Panel presentations (Harry Daniels, Alison Woodhead and Lisa Cherry) for the Rees Centre Annual Lecture 2019 on school exclusion and issues for looked after and adopted children.
Harry Daniels, Professor of Education
This brief talk will provide a background to central aspects of exclusion from school and an overview of a new four year project led by Professor Harry Daniels and Associate Professor Ian Thompson at the University of Oxford’s Department of Education. A team of researchers operating across Oxford, Cardiff, Edinburgh, Belfast, Reading and the London School of Economics (LSE) will develop a multi-disciplinary understanding of the political economies and consequences of school exclusion across the UK. The research will lead to a greater understanding of the cost of exclusions at individual, institutional and system levels, as well as pupils’ rights, entitlements, protection and wellbeing, and the landscapes of exclusion across the UK’s four jurisdictions.
Alison Woodhead, Director of Public Affairs and Communications, Adoption UK
Not all children have an equal start in life. But all children deserve an equal chance at school. For tens of thousands of adopted children in the UK, the reality of school is a daily struggle for survival. Many are failing academically as a result, and levels of exclusion are high. Through detailed surveys of families and teachers, interviews with schools and discussions with education experts, Adoption UK has identified significant gaps in understanding, empathy and resources that are preventing adopted children from having an equal chance to succeed at school.
Lisa Cherry, Author and Trainer
One area that has received a lot of attention and focus in regard to looked after children has been education. Statistics have shown consistently that children living away from home under perform at every key stage within education. Looked after children are five times more likely to face a fixed term exclusion and twice as likely to experience a permanent exclusion (Department for Education, 2017). This study focuses on what impact there has been on education and employment on care experienced adults who left care in the 1970’s and 1980’s and were excluded from school.
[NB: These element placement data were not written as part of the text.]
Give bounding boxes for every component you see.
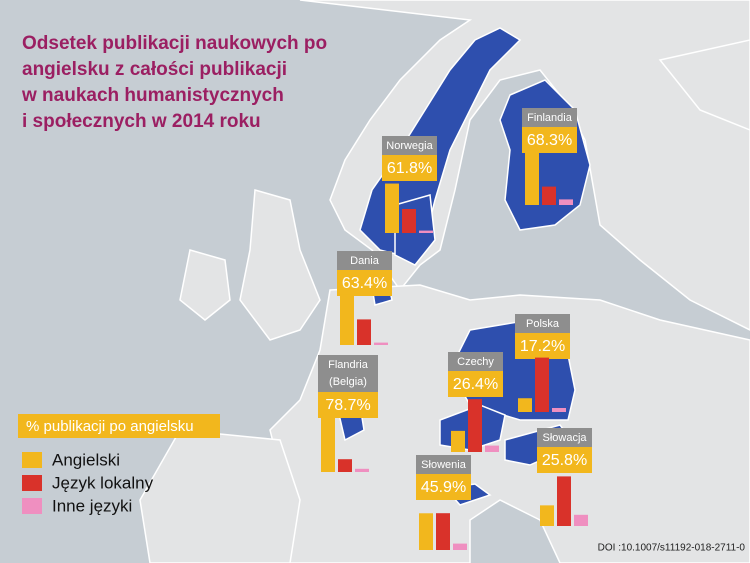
- legend-swatch: [22, 452, 42, 468]
- legend-header-bg: [18, 414, 220, 438]
- title-line: i społecznych w 2014 roku: [22, 111, 261, 132]
- legend-label: Inne języki: [52, 496, 132, 515]
- bar: [557, 476, 571, 526]
- legend-swatch: [22, 475, 42, 491]
- country-name-bg: [382, 136, 437, 155]
- bar: [419, 230, 433, 233]
- bar: [436, 513, 450, 550]
- bar: [540, 505, 554, 526]
- bar: [402, 209, 416, 233]
- title-line: Odsetek publikacji naukowych po: [22, 33, 327, 54]
- country-name-bg: [537, 428, 592, 447]
- value-label: 26.4%: [453, 376, 498, 393]
- country-name-bg: [337, 251, 392, 270]
- source: DOI :10.1007/s11192-018-2711-0: [598, 543, 746, 554]
- legend: % publikacji po angielsku Angielski Język …: [18, 414, 220, 515]
- value-label: 45.9%: [421, 479, 466, 496]
- bar: [525, 150, 539, 205]
- country-chart: Czechy 26.4%: [448, 352, 503, 452]
- value-label-bg: [522, 127, 577, 153]
- value-label-bg: [448, 371, 503, 397]
- legend-title: % publikacji po angielsku: [26, 418, 194, 435]
- bar: [552, 408, 566, 412]
- value-label: 78.7%: [325, 397, 370, 414]
- bar: [559, 199, 573, 205]
- bar: [385, 183, 399, 233]
- value-label: 63.4%: [342, 275, 387, 292]
- country-note: (Belgia): [329, 376, 367, 388]
- country-chart: Flandria (Belgia) 78.7%: [318, 355, 378, 472]
- bar: [340, 294, 354, 345]
- bar: [338, 459, 352, 472]
- bar: [542, 186, 556, 205]
- bar: [453, 543, 467, 550]
- country-name: Finlandia: [527, 112, 573, 124]
- bar: [451, 430, 465, 452]
- value-label-bg: [382, 155, 437, 181]
- title-line: w naukach humanistycznych: [21, 85, 284, 106]
- bar: [321, 409, 335, 472]
- title-line: angielsku z całości publikacji: [22, 59, 287, 80]
- value-label-bg: [515, 333, 570, 359]
- bar: [355, 468, 369, 472]
- country-name-bg: [318, 355, 378, 392]
- value-label-bg: [416, 474, 471, 500]
- value-label-bg: [337, 270, 392, 296]
- bar: [535, 357, 549, 412]
- bar: [468, 399, 482, 452]
- bar: [518, 398, 532, 412]
- bar: [485, 445, 499, 452]
- country-chart: Finlandia 68.3%: [522, 108, 577, 205]
- country-name-bg: [448, 352, 503, 371]
- country-chart: Dania 63.4%: [337, 251, 392, 345]
- country-name-bg: [515, 314, 570, 333]
- title: Odsetek publikacji naukowych po angielsku…: [21, 33, 327, 132]
- country-chart: Słowacja 25.8%: [537, 428, 592, 526]
- legend-label: Język lokalny: [52, 473, 154, 492]
- bar: [419, 513, 433, 550]
- bar: [574, 514, 588, 526]
- country-name: Dania: [350, 255, 380, 267]
- legend-label: Angielski: [52, 450, 120, 469]
- country-chart: Norwegia 61.8%: [382, 136, 437, 233]
- legend-swatch: [22, 498, 42, 514]
- country-name: Słowenia: [421, 459, 467, 471]
- bar: [374, 342, 388, 345]
- value-label: 61.8%: [387, 160, 432, 177]
- country-name-bg: [416, 455, 471, 474]
- country-chart: Polska 17.2%: [515, 314, 570, 412]
- bar: [357, 319, 371, 345]
- country-chart: Słowenia 45.9%: [416, 455, 471, 550]
- country-charts: Norwegia 61.8% Finlandia 68.3% Dania 63.4% Fla…: [318, 108, 592, 550]
- country-name-bg: [522, 108, 577, 127]
- value-label-bg: [537, 447, 592, 473]
- country-name: Flandria: [328, 359, 369, 371]
- country-name: Czechy: [457, 356, 494, 368]
- value-label: 25.8%: [542, 452, 587, 469]
- value-label: 68.3%: [527, 132, 572, 149]
- country-name: Norwegia: [386, 140, 433, 152]
- value-label: 17.2%: [520, 338, 565, 355]
- country-name: Polska: [526, 318, 560, 330]
- country-name: Słowacja: [542, 432, 587, 444]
The findings offer a narrative on education across the life course of those who have been looked after away from home and excluded from school that suggests a strong desire to engage with education into adulthood. Relationships and their impact upon the individual, negatively and positively, raise questions about impact on the participants but also the perceived understanding of impact that teachers and social workers have of their input. In conclusion, the data collected provides answers about impact and the journey that had been undertaken to recover a lost education. These findings are important as they inform further research. They offer a different narrative about what happens to people across the life course and enable some insights for educators about their opportunity for positive impact and the results that this can bring, that ultimately stay with a person throughout their life.